- Origin: East London, England
- Genres: Pop, electropop, bassline
- Years active: 2008–present
- Label: 2NV Records
- Members: Aisha Stuart Louise Bagan
- Website: http://www.myspace.com/officialaddictive

= Addictive (English duo) =

English musical duo

Addictive are an English musical duo based in East London, signed to 2NV Records, and consists of members Louise Bagan and Aisha Stuart. Both of them had plenty of singing experience, honing their skills in gospel choirs and talent shows.

==Music career==
Both members have collaborated with several hit-making songwriters and record producers including Gordon Chambers, 88-Keys and Andy Chatterley. The duo's first single was the club anthem "Gonna Be Mine" featuring T2. It was the number 1 MTV Base video for three consecutive weeks, the number 1 MTV Dance video for two weeks, and reached number 3 on the BBC Radio 1 Dance Chart. The single had minor chart success on the UK Singles Chart, peaking at number 47.

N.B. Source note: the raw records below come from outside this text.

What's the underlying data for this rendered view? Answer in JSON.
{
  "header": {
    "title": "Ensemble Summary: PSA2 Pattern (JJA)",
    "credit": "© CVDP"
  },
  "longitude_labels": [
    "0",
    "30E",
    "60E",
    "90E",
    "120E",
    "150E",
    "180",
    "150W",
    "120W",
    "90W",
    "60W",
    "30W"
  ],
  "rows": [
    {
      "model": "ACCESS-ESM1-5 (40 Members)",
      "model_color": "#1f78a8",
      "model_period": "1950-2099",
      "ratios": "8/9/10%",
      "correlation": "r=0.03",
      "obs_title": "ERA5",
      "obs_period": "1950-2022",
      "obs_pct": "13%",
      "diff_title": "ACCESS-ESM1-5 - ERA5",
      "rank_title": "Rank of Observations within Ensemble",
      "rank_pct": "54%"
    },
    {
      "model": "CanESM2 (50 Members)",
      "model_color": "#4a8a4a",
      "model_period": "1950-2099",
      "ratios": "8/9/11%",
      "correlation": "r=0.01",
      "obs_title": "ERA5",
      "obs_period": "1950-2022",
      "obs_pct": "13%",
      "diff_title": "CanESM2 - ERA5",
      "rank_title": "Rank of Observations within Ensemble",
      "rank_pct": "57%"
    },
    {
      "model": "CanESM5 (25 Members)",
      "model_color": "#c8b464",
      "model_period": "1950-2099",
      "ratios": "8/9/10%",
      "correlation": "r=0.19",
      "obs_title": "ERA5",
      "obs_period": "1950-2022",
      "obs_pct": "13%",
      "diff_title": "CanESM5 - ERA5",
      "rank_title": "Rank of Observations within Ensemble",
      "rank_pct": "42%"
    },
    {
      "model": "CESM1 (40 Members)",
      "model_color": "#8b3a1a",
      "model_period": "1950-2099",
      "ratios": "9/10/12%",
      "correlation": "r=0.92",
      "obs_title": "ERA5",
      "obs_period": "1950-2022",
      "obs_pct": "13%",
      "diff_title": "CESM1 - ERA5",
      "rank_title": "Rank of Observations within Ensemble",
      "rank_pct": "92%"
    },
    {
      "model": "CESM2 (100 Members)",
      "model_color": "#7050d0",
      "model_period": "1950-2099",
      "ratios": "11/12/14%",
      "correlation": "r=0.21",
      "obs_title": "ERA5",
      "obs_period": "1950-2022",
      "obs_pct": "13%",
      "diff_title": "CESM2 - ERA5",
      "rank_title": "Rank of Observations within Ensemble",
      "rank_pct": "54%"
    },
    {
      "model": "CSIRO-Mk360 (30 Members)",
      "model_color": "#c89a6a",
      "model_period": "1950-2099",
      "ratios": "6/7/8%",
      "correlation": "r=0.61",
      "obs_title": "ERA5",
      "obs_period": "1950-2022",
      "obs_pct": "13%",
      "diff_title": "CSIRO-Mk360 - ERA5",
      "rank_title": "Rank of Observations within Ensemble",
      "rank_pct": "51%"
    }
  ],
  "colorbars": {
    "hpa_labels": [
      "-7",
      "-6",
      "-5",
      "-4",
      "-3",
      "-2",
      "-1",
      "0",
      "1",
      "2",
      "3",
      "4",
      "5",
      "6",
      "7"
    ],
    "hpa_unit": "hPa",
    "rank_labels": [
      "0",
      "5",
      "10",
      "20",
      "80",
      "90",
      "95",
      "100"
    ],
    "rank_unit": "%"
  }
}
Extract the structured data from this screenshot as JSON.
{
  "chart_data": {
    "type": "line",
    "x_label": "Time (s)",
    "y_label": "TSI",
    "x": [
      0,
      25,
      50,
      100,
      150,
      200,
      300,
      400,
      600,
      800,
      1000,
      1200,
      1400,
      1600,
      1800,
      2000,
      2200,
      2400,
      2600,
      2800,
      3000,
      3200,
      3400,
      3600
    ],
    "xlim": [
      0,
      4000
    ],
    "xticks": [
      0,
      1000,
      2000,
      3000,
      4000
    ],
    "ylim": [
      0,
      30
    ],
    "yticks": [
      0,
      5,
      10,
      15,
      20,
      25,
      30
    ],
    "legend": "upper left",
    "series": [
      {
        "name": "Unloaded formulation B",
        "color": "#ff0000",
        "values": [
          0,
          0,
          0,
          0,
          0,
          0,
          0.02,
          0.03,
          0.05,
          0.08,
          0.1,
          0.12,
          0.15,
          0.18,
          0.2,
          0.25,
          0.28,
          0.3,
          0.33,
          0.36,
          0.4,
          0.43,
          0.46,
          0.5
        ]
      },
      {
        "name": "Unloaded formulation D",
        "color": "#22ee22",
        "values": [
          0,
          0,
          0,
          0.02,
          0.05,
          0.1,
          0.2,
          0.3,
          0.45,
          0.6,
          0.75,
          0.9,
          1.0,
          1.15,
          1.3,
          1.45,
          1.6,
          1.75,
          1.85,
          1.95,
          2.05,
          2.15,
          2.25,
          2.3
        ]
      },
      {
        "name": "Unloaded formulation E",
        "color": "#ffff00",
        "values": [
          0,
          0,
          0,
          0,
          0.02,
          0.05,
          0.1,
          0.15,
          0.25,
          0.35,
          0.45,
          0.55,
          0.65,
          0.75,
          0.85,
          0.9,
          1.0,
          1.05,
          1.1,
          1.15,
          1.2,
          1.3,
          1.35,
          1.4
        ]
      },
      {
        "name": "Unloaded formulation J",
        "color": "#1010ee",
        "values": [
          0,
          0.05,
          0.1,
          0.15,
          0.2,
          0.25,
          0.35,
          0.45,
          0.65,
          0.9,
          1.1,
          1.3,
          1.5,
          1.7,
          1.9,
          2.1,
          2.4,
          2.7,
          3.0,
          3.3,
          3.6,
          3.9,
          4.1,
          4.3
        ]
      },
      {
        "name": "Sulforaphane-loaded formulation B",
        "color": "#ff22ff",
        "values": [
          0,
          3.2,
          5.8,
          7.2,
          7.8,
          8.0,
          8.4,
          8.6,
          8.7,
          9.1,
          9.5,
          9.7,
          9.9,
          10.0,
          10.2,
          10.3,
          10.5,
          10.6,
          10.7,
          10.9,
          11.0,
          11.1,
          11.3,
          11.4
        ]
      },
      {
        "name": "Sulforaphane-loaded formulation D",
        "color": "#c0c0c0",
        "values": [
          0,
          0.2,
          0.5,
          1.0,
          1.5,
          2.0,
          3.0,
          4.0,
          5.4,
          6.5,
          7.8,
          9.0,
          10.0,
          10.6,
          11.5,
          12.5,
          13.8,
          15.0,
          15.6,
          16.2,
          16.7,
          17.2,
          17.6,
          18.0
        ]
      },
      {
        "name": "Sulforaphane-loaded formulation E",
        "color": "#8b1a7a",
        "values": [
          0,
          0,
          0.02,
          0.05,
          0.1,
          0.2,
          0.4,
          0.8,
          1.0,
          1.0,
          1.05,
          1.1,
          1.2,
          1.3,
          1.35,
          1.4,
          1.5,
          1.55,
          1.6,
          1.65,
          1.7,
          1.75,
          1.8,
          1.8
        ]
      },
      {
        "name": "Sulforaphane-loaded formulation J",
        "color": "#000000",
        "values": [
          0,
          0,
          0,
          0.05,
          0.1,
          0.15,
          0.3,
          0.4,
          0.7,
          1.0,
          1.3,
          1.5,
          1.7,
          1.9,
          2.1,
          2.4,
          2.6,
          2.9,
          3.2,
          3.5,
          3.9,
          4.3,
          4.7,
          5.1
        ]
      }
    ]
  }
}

The duo's next single, "Domino Effect" was recorded and mixed by Simon Gogerly, and the accompanying video was directed by Andy Hylton. The track was released on 19 October 2009.

"Domino Effect" was rated ‘Single of the Week’ by Now magazine, and was awarded 4/5 stars by Heat magazine and 5/5 stars by DJ magazine.

In 2010, they released the mixtape They Wonna Wife Me and released the single "Bad Girl" on 24 October 2010. The single was championed by celebrity blogger Perez Hilton.